The new coalition government plans to repeal changes to the Smokefree Environments and Regulated Products Act that would have barred the sale of cigarettes to anyone born after 2009, among other measures.
A Canadian-based international study shows 79 percent of New Zealanders aged 16 to 29 favored the ban.
A similar share supported a reduction in the number of shops that could sell tobacco while 68 percent wanted manufacturers to have to take nicotine out of cigarettes.
The International Tobacco Control Policy Evaluation Project investigates attitudes to smoking across several countries.

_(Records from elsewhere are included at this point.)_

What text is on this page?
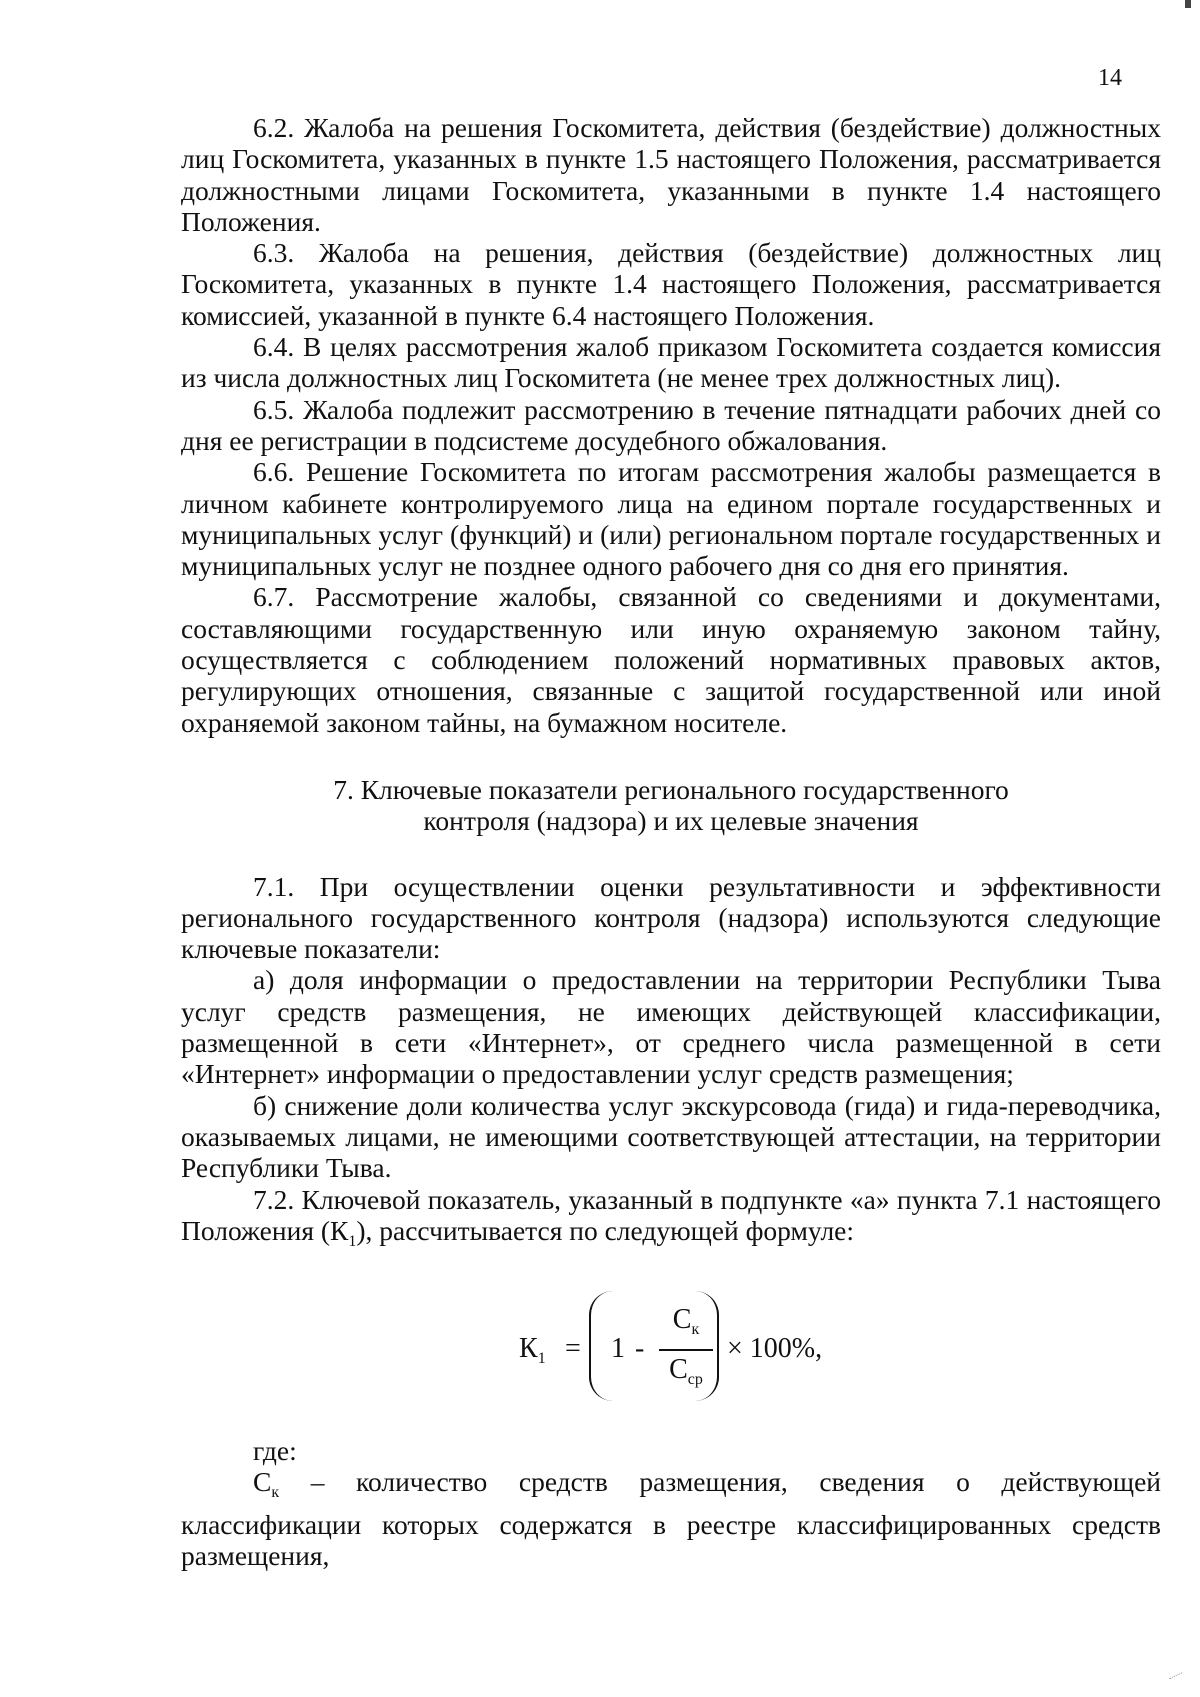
14

6.2. Жалоба на решения Госкомитета, действия (бездействие) должностных лиц Госкомитета, указанных в пункте 1.5 настоящего Положения, рассматривается должностными лицами Госкомитета, указанными в пункте 1.4 настоящего Положения.

6.3. Жалоба на решения, действия (бездействие) должностных лиц Госкомитета, указанных в пункте 1.4 настоящего Положения, рассматривается комиссией, указанной в пункте 6.4 настоящего Положения.

6.4. В целях рассмотрения жалоб приказом Госкомитета создается комиссия из числа должностных лиц Госкомитета (не менее трех должностных лиц).

6.5. Жалоба подлежит рассмотрению в течение пятнадцати рабочих дней со дня ее регистрации в подсистеме досудебного обжалования.

6.6. Решение Госкомитета по итогам рассмотрения жалобы размещается в личном кабинете контролируемого лица на едином портале государственных и муниципальных услуг (функций) и (или) региональном портале государственных и муниципальных услуг не позднее одного рабочего дня со дня его принятия.

6.7. Рассмотрение жалобы, связанной со сведениями и документами, составляющими государственную или иную охраняемую законом тайну, осуществляется с соблюдением положений нормативных правовых актов, регулирующих отношения, связанные с защитой государственной или иной охраняемой законом тайны, на бумажном носителе.

7. Ключевые показатели регионального государственного
контроля (надзора) и их целевые значения

7.1. При осуществлении оценки результативности и эффективности регионального государственного контроля (надзора) используются следующие ключевые показатели:

а) доля информации о предоставлении на территории Республики Тыва услуг средств размещения, не имеющих действующей классификации, размещенной в сети «Интернет», от среднего числа размещенной в сети «Интернет» информации о предоставлении услуг средств размещения;

б) снижение доли количества услуг экскурсовода (гида) и гида-переводчика, оказываемых лицами, не имеющими соответствующей аттестации, на территории Республики Тыва.

7.2. Ключевой показатель, указанный в подпункте «а» пункта 7.1 настоящего Положения $(К_1)$, рассчитывается по следующей формуле:

$К_1 = 1$ -
$С_к$
$С_{ср}$
× 100%,

где:

$С_к$ – количество средств размещения, сведения о действующей классификации которых содержатся в реестре классифицированных средств размещения,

The most recent research was supposed to provide a baseline for New Zealand before the law came into effect.
“Our overseas colleagues are incredibly disappointed and devastated as we are because the tobacco research world has been really looking to New Zealand,” said co-author Jude Ball from Otago University.

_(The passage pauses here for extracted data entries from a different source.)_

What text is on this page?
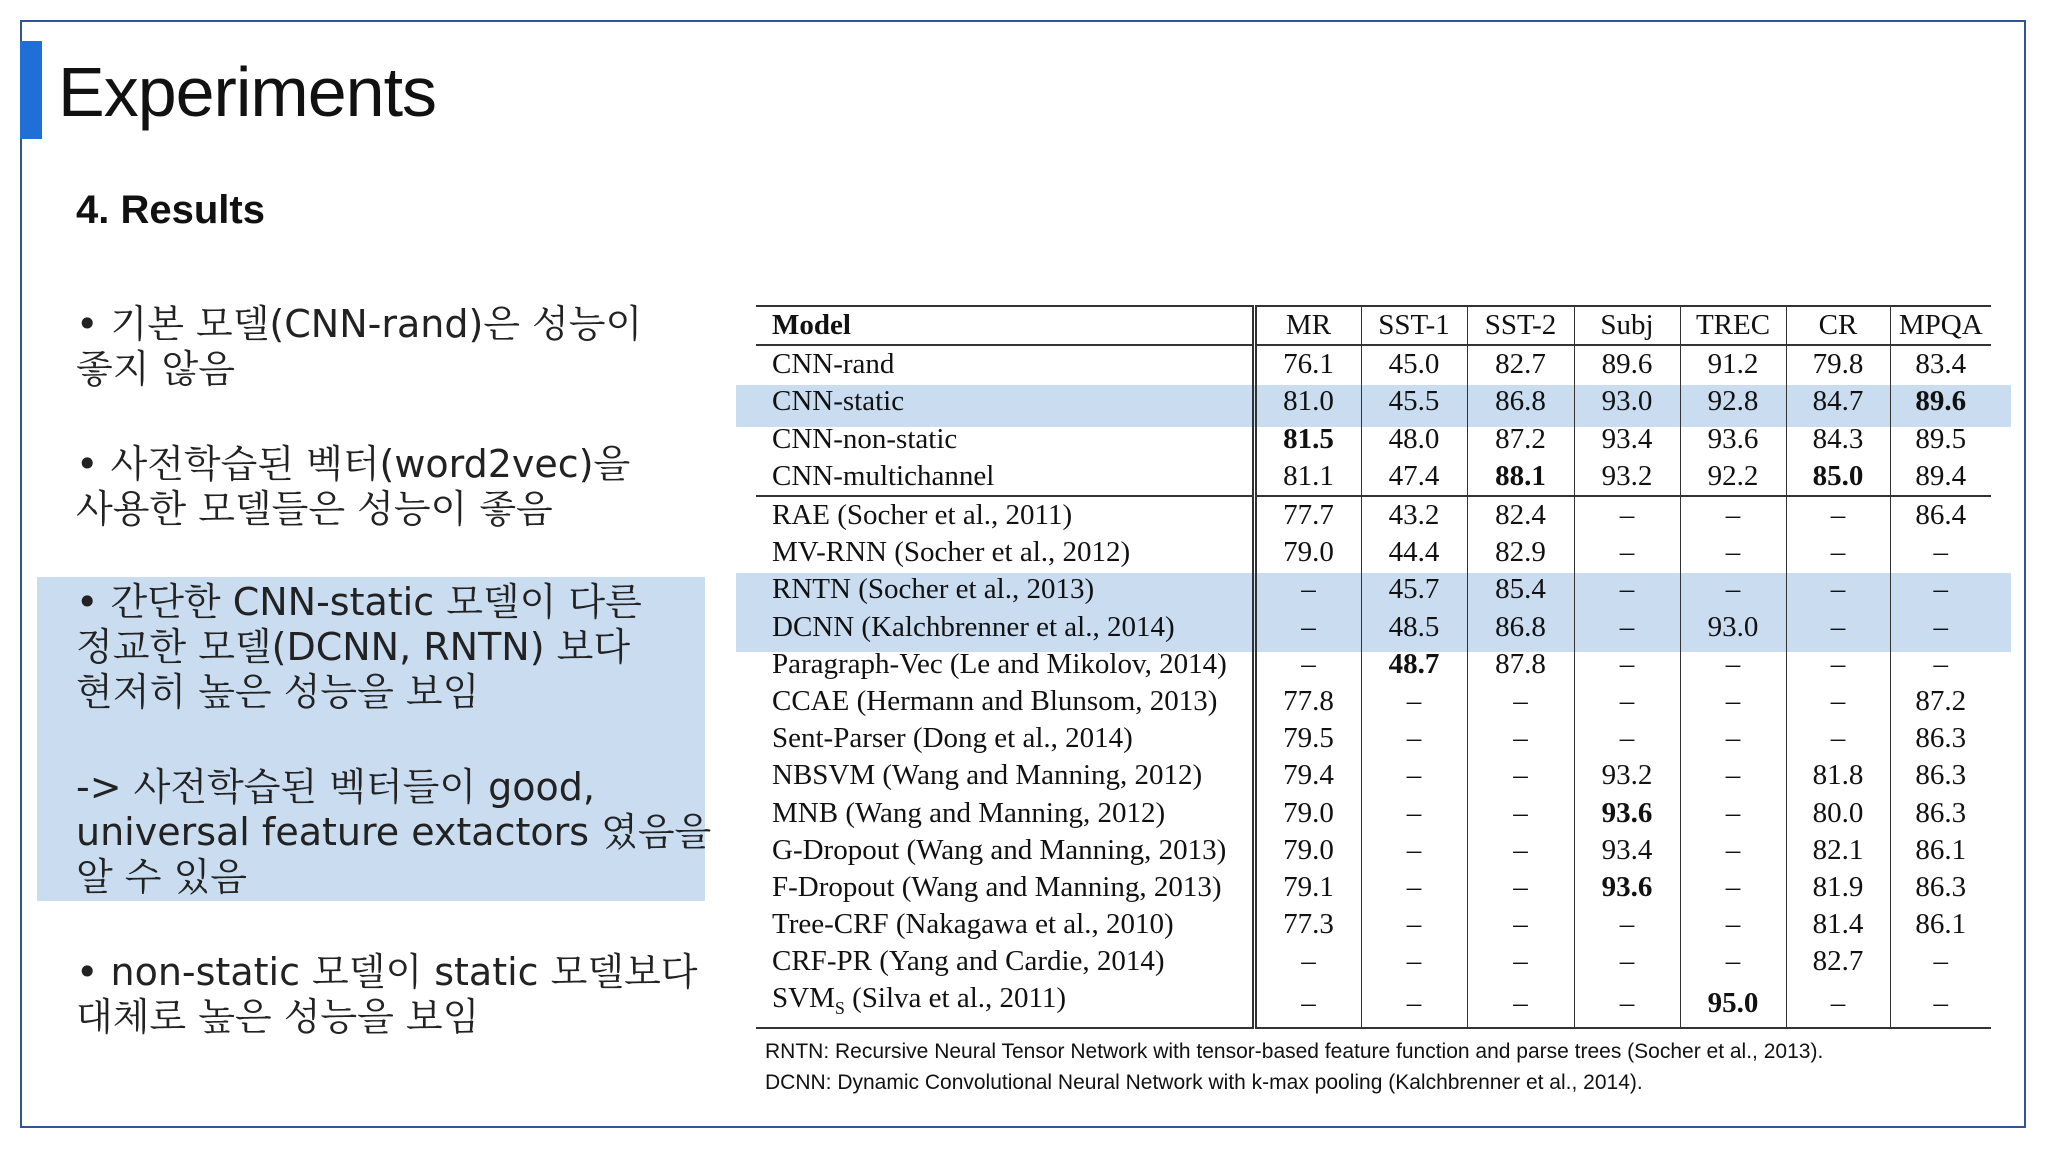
Experiments
4. Results
• 기본 모델(CNN-rand)은 성능이
좋지 않음
• 사전학습된 벡터(word2vec)을
사용한 모델들은 성능이 좋음
• 간단한 CNN-static 모델이 다른
정교한 모델(DCNN, RNTN) 보다
현저히 높은 성능을 보임
-> 사전학습된 벡터들이 good,
universal feature extactors 였음을
알 수 있음
• non-static 모델이 static 모델보다
대체로 높은 성능을 보임
Model	MR	SST-1	SST-2	Subj	TREC	CR	MPQA
CNN-rand	76.1	45.0	82.7	89.6	91.2	79.8	83.4
CNN-static	81.0	45.5	86.8	93.0	92.8	84.7	89.6
CNN-non-static	81.5	48.0	87.2	93.4	93.6	84.3	89.5
CNN-multichannel	81.1	47.4	88.1	93.2	92.2	85.0	89.4
RAE (Socher et al., 2011)	77.7	43.2	82.4	–	–	–	86.4
MV-RNN (Socher et al., 2012)	79.0	44.4	82.9	–	–	–	–
RNTN (Socher et al., 2013)	–	45.7	85.4	–	–	–	–
DCNN (Kalchbrenner et al., 2014)	–	48.5	86.8	–	93.0	–	–
Paragraph-Vec (Le and Mikolov, 2014)	–	48.7	87.8	–	–	–	–
CCAE (Hermann and Blunsom, 2013)	77.8	–	–	–	–	–	87.2
Sent-Parser (Dong et al., 2014)	79.5	–	–	–	–	–	86.3
NBSVM (Wang and Manning, 2012)	79.4	–	–	93.2	–	81.8	86.3
MNB (Wang and Manning, 2012)	79.0	–	–	93.6	–	80.0	86.3
G-Dropout (Wang and Manning, 2013)	79.0	–	–	93.4	–	82.1	86.1
F-Dropout (Wang and Manning, 2013)	79.1	–	–	93.6	–	81.9	86.3
Tree-CRF (Nakagawa et al., 2010)	77.3	–	–	–	–	81.4	86.1
CRF-PR (Yang and Cardie, 2014)	–	–	–	–	–	82.7	–
$SVM_S$ (Silva et al., 2011)	–	–	–	–	95.0	–	–
RNTN: Recursive Neural Tensor Network with tensor-based feature function and parse trees (Socher et al., 2013).
DCNN: Dynamic Convolutional Neural Network with k-max pooling (Kalchbrenner et al., 2014).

By contrast, the Coalition of Asia Pacific Harm Reduction Advocates (CAPHRA) expressed its support for the decision to repeal the generational tobacco ban.
“CAPHRA applauds the government’s decision to prioritize harm reduction strategies,” said the group’s executive coordinator, Nancy Loucas. “We believe that vaping and other harm reduction tools can play a significant role in helping smokers quit, and we are pleased to see the government recognizing this.”
The organization said it also shares the government’s concerns about the potential for a black market to develop if the sale of tobacco is overly restricted.
“A regulated market is always preferable to an unregulated one, where product safety cannot be guaranteed,” Loucas added.